The casting of Anant V Joshi signals a shift in the narrative arc of Annu Mishra, with the upcoming season expected to explore a more mature phase of the character’s life. That is the production line, and it makes sense. If Season 5 picks up with Annu in a different stage of life more settled, or perhaps more lost in a different way a fresh face could actually serve the story rather than fighting against it.
The problem is not really about talent. It never was. It is about memory.
What the Fans Are Actually Saying
The comments section under the official announcement post became, within hours, one of the more honest pieces of fan writing you will read anywhere this week. People were not being irrational. They were being specific.
One comment read, “No doubt Anant V Joshi is a fab actor but Annu Bhaiya is total emotion. Annu bhaiya ke bina series middle class types relatable hi nahi lagegi.” Another simply said, “How can you change the actor after 4 seasons? We will miss old wale Annu Bhaiyya.”

That last line carries weight. Not just sentiment weight. Because what fans are naming, even if they are not using this language, is the collapse of continuity. In a show where the entire emotional logic depends on accumulated time years of watching the same people age slightly, argue the same arguments slightly differently, grow in ways that feel earned recasting a central character is not a casting decision. It is a break in the story’s internal logic.
Some welcomed the change. A section of the audience noted that Joshi’s work in 12th Fail showed exactly the kind of understated realism Gullak needs, and that a new energy might be what the fifth season requires. That argument is not without merit either.
The Rest of the Family Is Intact
What helps, significantly, is that everything else about Mishra Niwas remains in place. Jameel Khan returns as Santosh Mishra gruff, occasionally infuriating, deeply decent. Geetanjali Kulkarni is back as Shanti, which is probably the single most reassuring piece of news in the entire announcement. Harsh Mayar continues as Aman. Sunita Rajwar as Bittu Ki Mummy and Shivankit Singh Parihar as the voice of the Gullak piggy bank are also expected back in their supporting roles.
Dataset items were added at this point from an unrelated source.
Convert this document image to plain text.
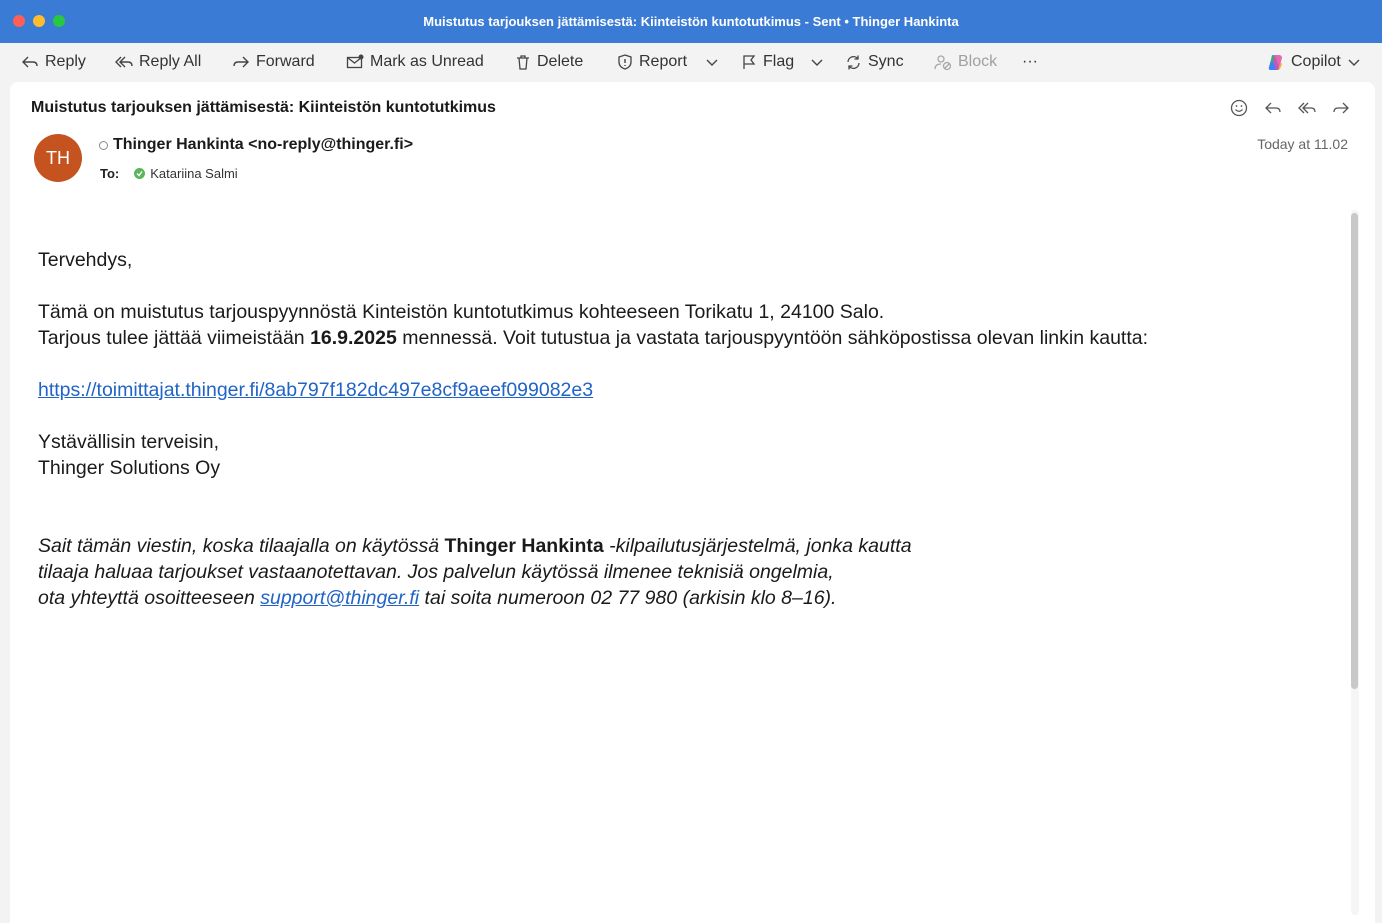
Muistutus tarjouksen jättämisestä: Kiinteistön kuntotutkimus - Sent • Thinger Hankinta
Reply	Reply All	Forward	Mark as Unread	Delete	Report	Flag	Sync	Block ···	Copilot
Muistutus tarjouksen jättämisestä: Kiinteistön kuntotutkimus
TH
Thinger Hankinta <no-reply@thinger.fi>
To: Katariina Salmi
Today at 11.02

Tervehdys,

Tämä on muistutus tarjouspyynnöstä Kinteistön kuntotutkimus kohteeseen Torikatu 1, 24100 Salo.

Tarjous tulee jättää viimeistään 16.9.2025 mennessä. Voit tutustua ja vastata tarjouspyyntöön sähköpostissa olevan linkin kautta:

https://toimittajat.thinger.fi/8ab797f182dc497e8cf9aeef099082e3

Ystävällisin terveisin,

Thinger Solutions Oy

Sait tämän viestin, koska tilaajalla on käytössä Thinger Hankinta -kilpailutusjärjestelmä, jonka kautta

tilaaja haluaa tarjoukset vastaanotettavan. Jos palvelun käytössä ilmenee teknisiä ongelmia,

ota yhteyttä osoitteeseen support@thinger.fi tai soita numeroon 02 77 980 (arkisin klo 8–16).
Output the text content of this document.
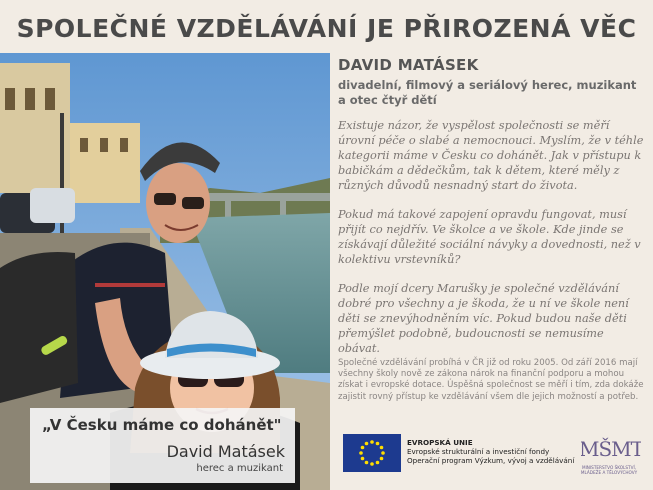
SPOLEČNÉ VZDĚLÁVÁNÍ JE PŘIROZENÁ VĚC
„V Česku máme co dohánět"
David Matásek
herec a muzikant
DAVID MATÁSEK
divadelní, filmový a seriálový herec, muzikant
a otec čtyř dětí
Existuje názor, že vyspělost společnosti se měří úrovní péče o slabé a nemocnouci. Myslím, že v téhle kategorii máme v Česku co dohánět. Jak v přístupu k babičkám a dědečkům, tak k dětem, které měly z různých důvodů nesnadný start do života.
Pokud má takové zapojení opravdu fungovat, musí přijít co nejdřív. Ve školce a ve škole. Kde jinde se získávají důležité sociální návyky a dovednosti, než v kolektivu vrstevníků?
Podle mojí dcery Marušky je společné vzdělávání dobré pro všechny a je škoda, že u ní ve škole není děti se znevýhodněním víc. Pokud budou naše děti přemýšlet podobně, budoucnosti se nemusíme obávat.
Společné vzdělávání probíhá v ČR již od roku 2005. Od září 2016 mají všechny školy nově ze zákona nárok na finanční podporu a mohou získat i evropské dotace. Úspěšná společnost se měří i tím, zda dokáže zajistit rovný přístup ke vzdělávání všem dle jejich možností a potřeb.
EVROPSKÁ UNIE
Evropské strukturální a investiční fondy
Operační program Výzkum, vývoj a vzdělávání MŠMT
MINISTERSTVO ŠKOLSTVÍ,
MLÁDEŽE A TĚLOVÝCHOVY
The bones of the show are there. The question is whether the new Annu can find a way into the space without the audience spending every scene measuring him against the man he replaced.
What Season 5 Actually Has to Deal With
Narratively, Season 5 inherits some interesting threads. The Mishra family moved to a new apartment by the end of Season 4 a significant change for a show whose physical setting, the old house, the familiar walls, the cramped rooms was practically a character in itself. New apartment, new dynamics, new son. That is a lot of new for a show whose entire power comes from the familiar.
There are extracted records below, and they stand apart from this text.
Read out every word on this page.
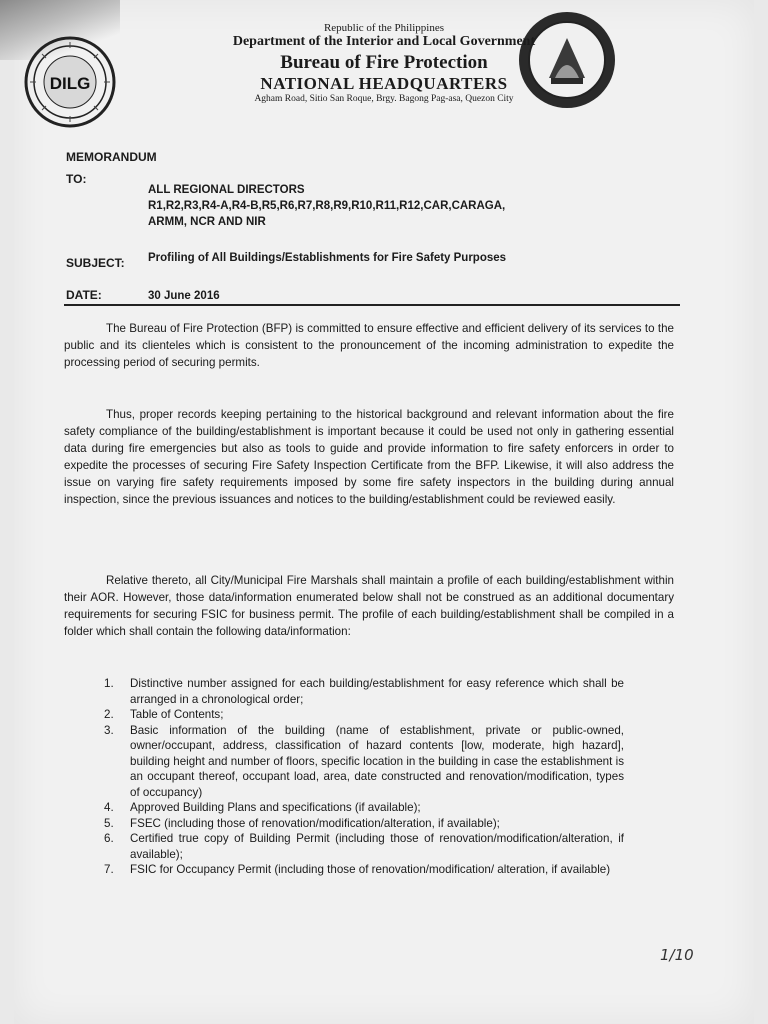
DILG
Republic of the Philippines
Department of the Interior and Local Government
Bureau of Fire Protection
NATIONAL HEADQUARTERS
Agham Road, Sitio San Roque, Brgy. Bagong Pag-asa, Quezon City
MEMORANDUM
TO:
ALL REGIONAL DIRECTORS
R1,R2,R3,R4-A,R4-B,R5,R6,R7,R8,R9,R10,R11,R12,CAR,CARAGA,
ARMM, NCR AND NIR
SUBJECT: Profiling of All Buildings/Establishments for Fire Safety Purposes
DATE:	30 June 2016
The Bureau of Fire Protection (BFP) is committed to ensure effective and efficient delivery of its services to the public and its clienteles which is consistent to the pronouncement of the incoming administration to expedite the processing period of securing permits.
Thus, proper records keeping pertaining to the historical background and relevant information about the fire safety compliance of the building/establishment is important because it could be used not only in gathering essential data during fire emergencies but also as tools to guide and provide information to fire safety enforcers in order to expedite the processes of securing Fire Safety Inspection Certificate from the BFP. Likewise, it will also address the issue on varying fire safety requirements imposed by some fire safety inspectors in the building during annual inspection, since the previous issuances and notices to the building/establishment could be reviewed easily.
Relative thereto, all City/Municipal Fire Marshals shall maintain a profile of each building/establishment within their AOR. However, those data/information enumerated below shall not be construed as an additional documentary requirements for securing FSIC for business permit. The profile of each building/establishment shall be compiled in a folder which shall contain the following data/information:
1. Distinctive number assigned for each building/establishment for easy reference which shall be arranged in a chronological order;
2. Table of Contents;
3. Basic information of the building (name of establishment, private or public-owned, owner/occupant, address, classification of hazard contents [low, moderate, high hazard], building height and number of floors, specific location in the building in case the establishment is an occupant thereof, occupant load, area, date constructed and renovation/modification, types of occupancy)
4. Approved Building Plans and specifications (if available);
5. FSEC (including those of renovation/modification/alteration, if available);
6. Certified true copy of Building Permit (including those of renovation/modification/alteration, if available);
7. FSIC for Occupancy Permit (including those of renovation/modification/ alteration, if available)
1/10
Aman, based on what the teaser and early cast announcements suggest, is expected to be the emotional centre this season. A more grown-up Aman, confident in a way that throws his father slightly that is territory rich with possibility for Jameel Khan and Harsh Mayar to work in.
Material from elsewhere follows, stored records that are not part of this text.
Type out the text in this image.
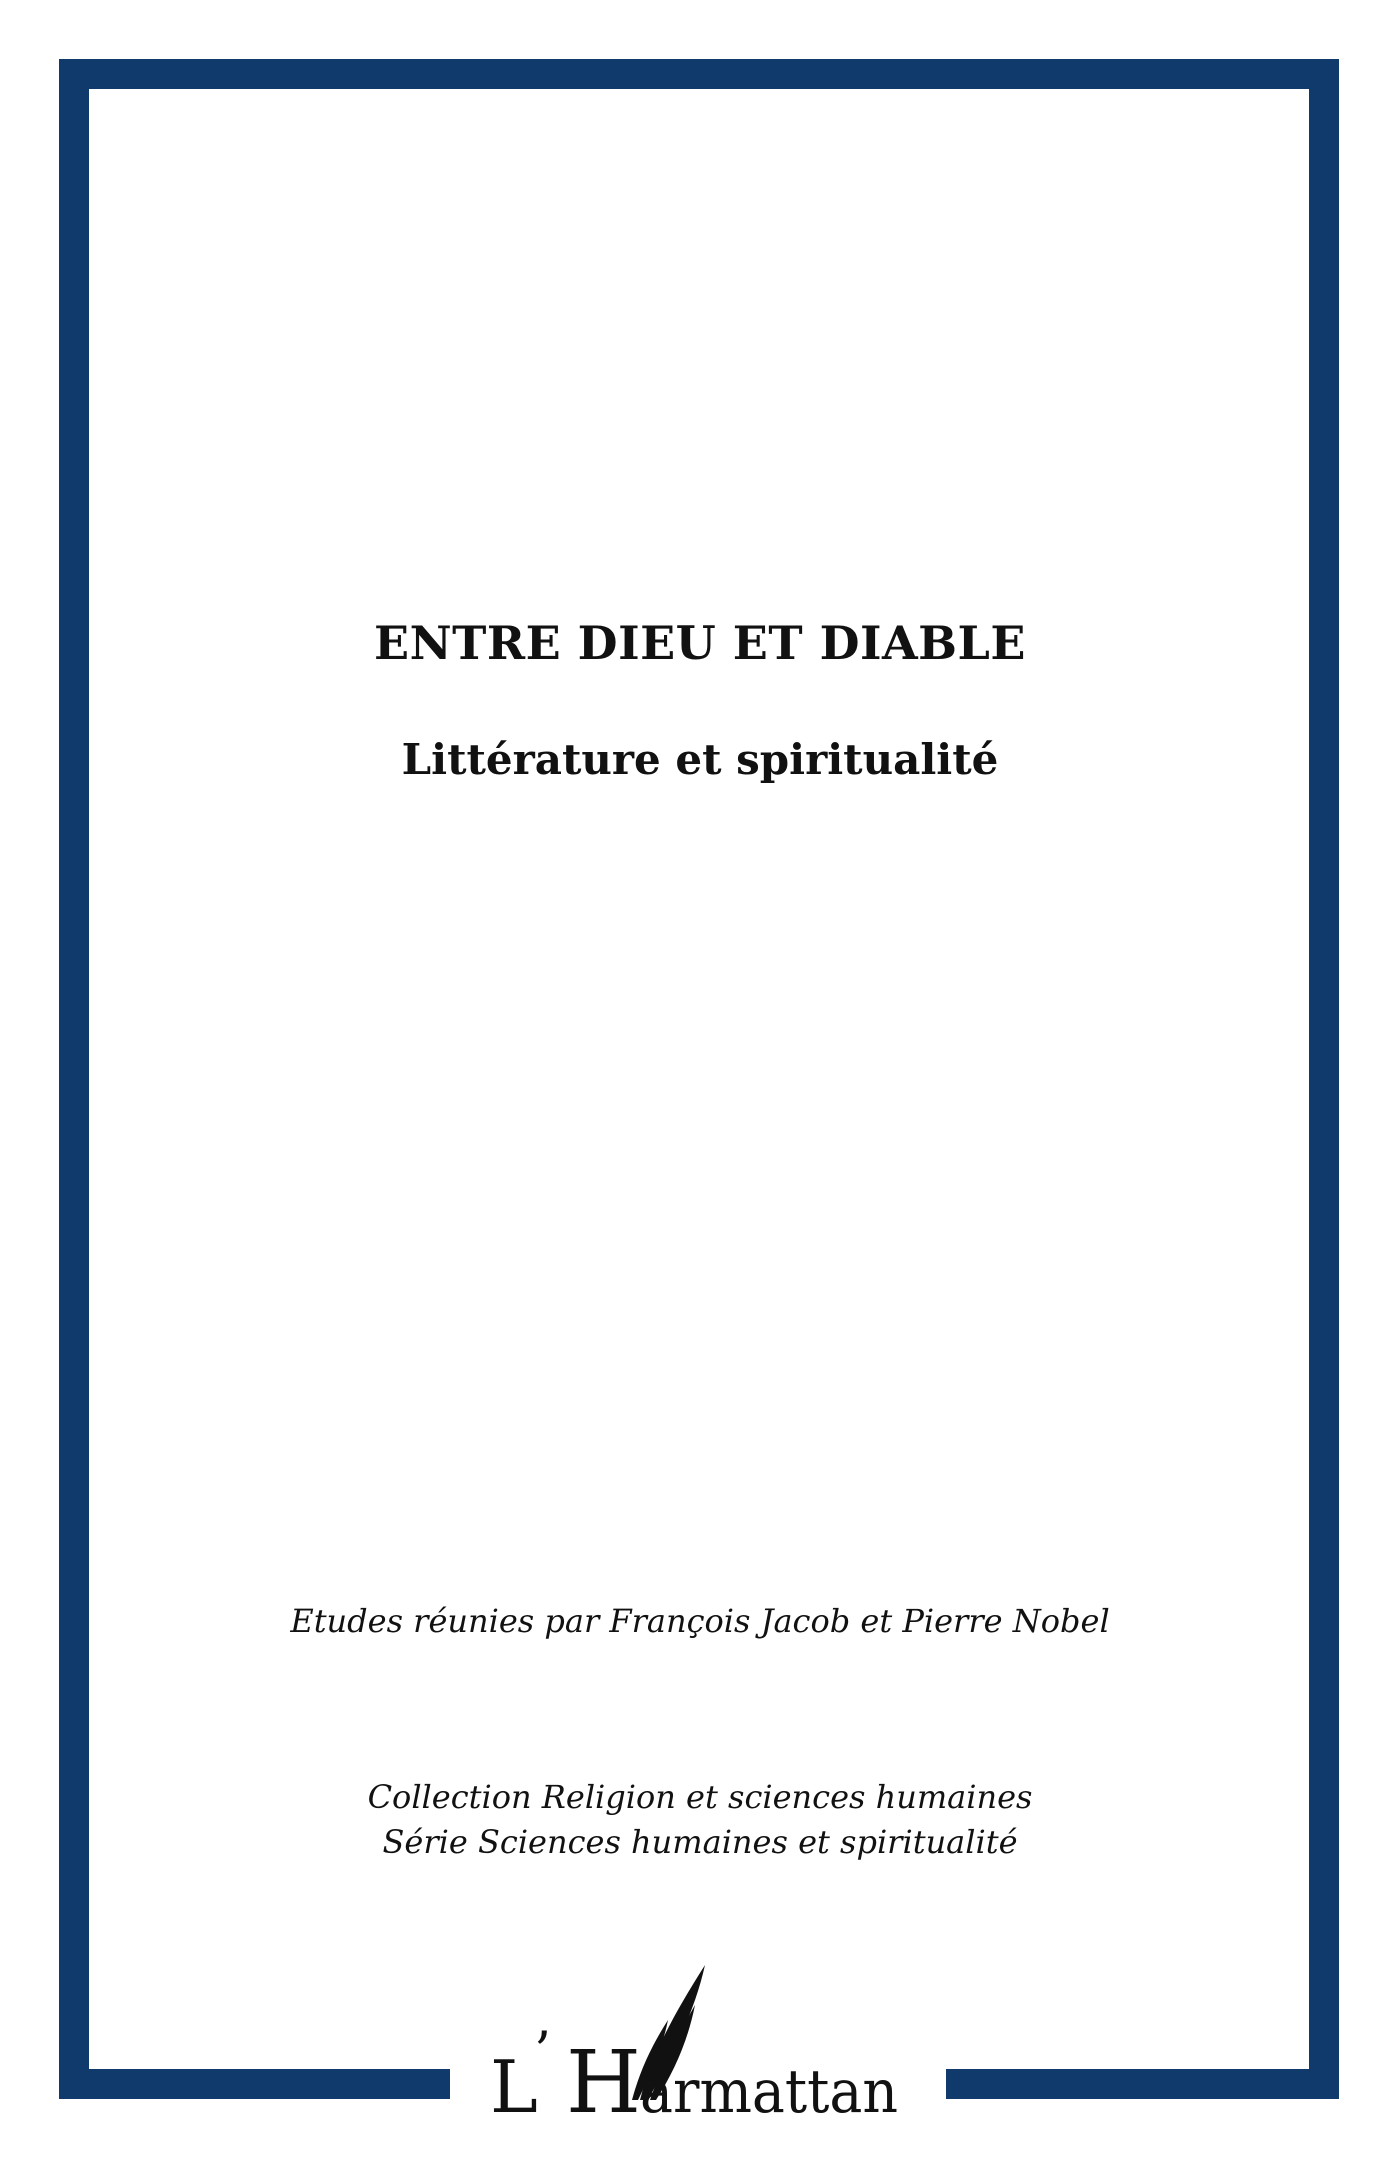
ENTRE DIEU ET DIABLE
Littérature et spiritualité
Etudes réunies par François Jacob et Pierre Nobel
Collection Religion et sciences humaines
Série Sciences humaines et spiritualité
L
’ H armattan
Still, the Annu thread will define the season’s reception more than anything else. Audiences may eventually accept Anant V Joshi. They might even love him in the role, two or three episodes in, once they stop bracing for difference and start watching what is actually there. That has happened before in long-running shows. It is not impossible.
For now, no specific release date has been confirmed. SonyLIV has the season on its calendar for 2026, and given TVF’s post-production timelines, a second half of the year premiere seems the most likely window.
The piggy bank is being reopened. Some of its memories look different now. But then, that is the thing about Gullak as a show, and as a metaphor. You keep dropping coins in, even when the shape of the opening changes. Because the family is still there. The house still smells the same. And somewhere inside, all those old moments are still rattling around, waiting to surface.
Whether this new season earns its place alongside the others that is a question only the writing and the performances can answer. And for a show that has rarely let its audience down, that is probably enough reason to wait.